SPONTANEOUS SWITCHING BETWEEN ORTHO - AND ANTIDROMIC SPIKING AS THE NORMAL
MODE OF FIRING IN THE CEREBRAL GIANT NEURONS OF FREELY BEHAVING LYMNAEA
Jansen, Rene F., Anton W. Pieneman and Andries ter Maat.
Graduate School Neurosciences Amsterdam, Research Institute Neurosciences
Vrije Universiteit, Faculty of Biology, De Boelelaan 1087, 1081 HV
Amsterdam,The Netherlands, Tel: +31-20-4447094, Fax:+31-20-4447123, email:
APStracts 3:0184N, 1996.
SUMMARY AND CONCLUSIONS
1. Action potential generation at sites remote from the cell body leads to
antidromic firing, and occurs in a wide variety of animals and experimental
circumstances. Remote sites of spike generation may play a role in the
functional subdivision of the axonal branches of a neuron, and are also
thought to play a role in synaptic integration. 2. Spontaneous ortho- and
antidromic firing was investigated by recording the electrical activity of
somata and axons of a pair of identified giant neurons (Cerebral Giant Cells;
CGCs) in freely behaving animals. 3. At the soma of each CGC the shape of the
extracellular action potential was not constant, but jumped between two well
defined levels. Subsequent recordings of synchronous firing in both cell
bodies showed that the shape of the extracellular action potential depended on
the firing sequence of the two CGCs. 4. Simultaneous recordings of the cell
body and the main axon of a single CGC showed that spontaneous changes in the
direction of spike conduction (orthodromic or antidromic) occurred. These
changes in the direction of spike conduction coincided with the changes in the
shapes of the extracellular action potentials recorded from the somata. 5.
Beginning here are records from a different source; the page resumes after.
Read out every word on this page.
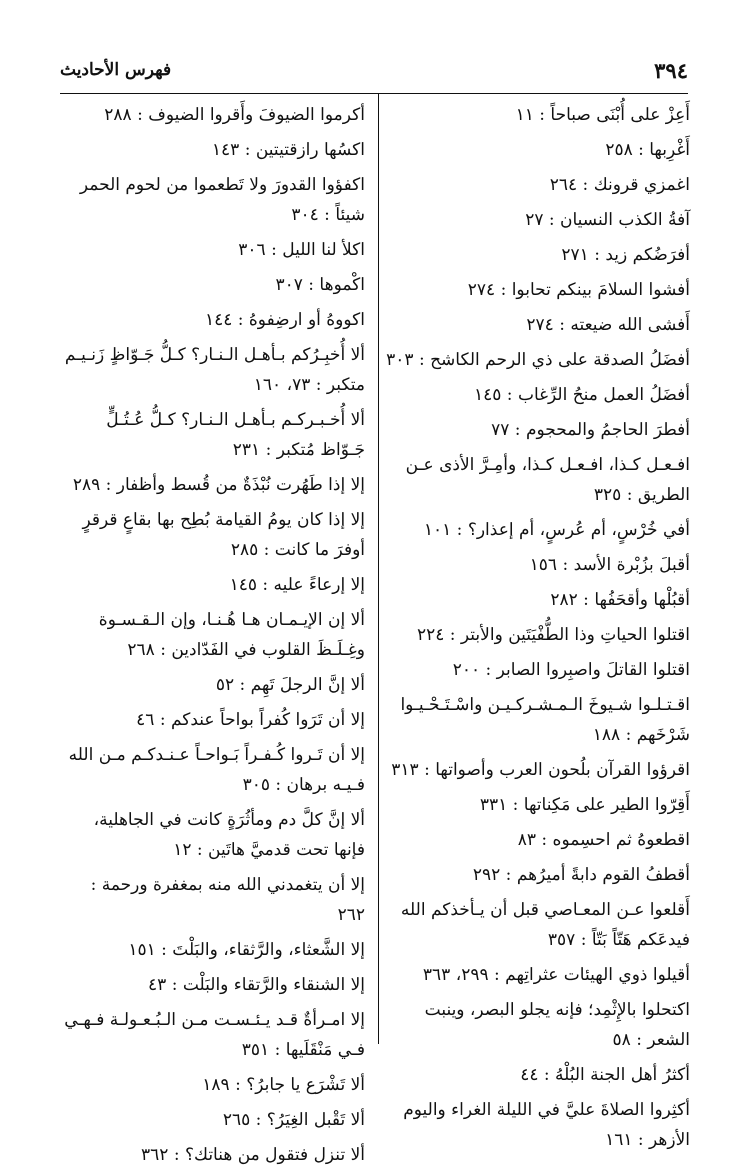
٣٩٤
فهرس الأحاديث
أَعِزْ على أُبْنَى صباحاً : ١١
أَغْرِبها : ٢٥٨
اغمزي قرونك : ٢٦٤
آفةُ الكذب النسيان : ٢٧
أفرَضُكم زيد : ٢٧١
أفشوا السلامَ بينكم تحابوا : ٢٧٤
أَفشى الله ضيعته : ٢٧٤
أفضَلُ الصدقة على ذي الرحم الكاشح : ٣٠٣
أفضَلُ العمل منحُ الرِّغاب : ١٤٥
أفطرَ الحاجمُ والمحجوم : ٧٧
افـعـل كـذا، افـعـل كـذا، وأمِـرَّ الأذى عـن الطريق : ٣٢٥
أفي خُرْسٍ، أم عُرسٍ، أم إعذار؟ : ١٠١
أقبلَ بزُبْرة الأسد : ١٥٦
أقبُلْها وأقحَفُها : ٢٨٢
اقتلوا الحياتِ وذا الطُّفْيَتَين والأبتر : ٢٢٤
اقتلوا القاتلَ واصبِروا الصابر : ٢٠٠
اقـتـلـوا شـيوخَ الـمـشـركـيـن واسْـتَـحْـيـوا شَرْخَهم : ١٨٨
اقرؤوا القرآن بلُحون العرب وأصواتها : ٣١٣
أَقِرّوا الطير على مَكِناتها : ٣٣١
اقطعوهُ ثم احسِموه : ٨٣
أقطفُ القوم دابةً أميرُهم : ٢٩٢
أَقلعوا عـن المعـاصي قبل أن يـأخذكم الله فيدعَكم هَتّاً بَتّاً : ٣٥٧
أقيلوا ذوي الهيئات عثراتِهم : ٢٩٩، ٣٦٣
اكتحلوا بالإِثْمِد؛ فإنه يجلو البصر، وينبت الشعر : ٥٨
أكثرُ أهل الجنة البُلْهُ : ٤٤
أكثِروا الصلاةَ عليَّ في الليلة الغراء واليوم الأزهر : ١٦١
أكرموا الضيوفَ وأَقروا الضيوف : ٢٨٨
اكسُها رازقتيتين : ١٤٣
اكفؤوا القدورَ ولا تَطعموا من لحوم الحمر شيئاً : ٣٠٤
اكلأ لنا الليل : ٣٠٦
اكْموها : ٣٠٧
اكووهُ أو ارضِفوهُ : ١٤٤
ألا أُخبِـرُكم بـأهـل الـنـار؟ كـلُّ جَـوّاظٍ زَنـيـم متكبر : ٧٣، ١٦٠
ألا أُخـبـركـم بـأهـل الـنـار؟ كـلُّ عُـتُـلٍّ جَـوّاظ مُتكبر : ٢٣١
إلا إذا طَهُرت نُبْذَةٌ من قُسط وأظفار : ٢٨٩
إلا إذا كان يومُ القيامة بُطِح بها بقاعٍ قرقرٍ أوفرَ ما كانت : ٢٨٥
إلا إرعاءً عليه : ١٤٥
ألا إن الإيـمـان هـا هُـنـا، وإن الـقـسـوة وغِـلَـظَ القلوب في الفَدّادين : ٢٦٨
ألا إنَّ الرجلَ تَهِم : ٥٢
إلا أن تَرَوا كُفراً بواحاً عندكم : ٤٦
إلا أن تَـروا كُـفـراً بَـواحـاً عـنـدكـم مـن الله فـيـه برهان : ٣٠٥
ألا إنَّ كلَّ دم ومأثُرَةٍ كانت في الجاهلية، فإنها تحت قدميَّ هاتَين : ١٢
إلا أن يتغمدني الله منه بمغفرة ورحمة : ٢٦٢
إلا الشَّعثاء، والرَّثقاء، والبَلْتَ : ١٥١
إلا الشنقاء والرَّتقاء والبَلْت : ٤٣
إلا امـرأةٌ قـد يـئـسـت مـن الـبُـعـولـة فـهـي فـي مَنْقَلَيها : ٣٥١
ألا تَشْرَع يا جابرُ؟ : ١٨٩
ألا تَقْبل الغِيَرُ؟ : ٢٦٥
ألا تنزل فتقول من هناتك؟ : ٣٦٢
These results show that under physiological conditions spontaneous switching
occurs between ortho-and antidromic spiking in the CGCs, and that action
potential generation at sites remote from the cell body is a physiologically
relevant mechanism .
Received 3 June 1996; accepted in final form 28 August 1996.
APS Manuscript Number J443-6.
Article publication pending J. Neurophysiol.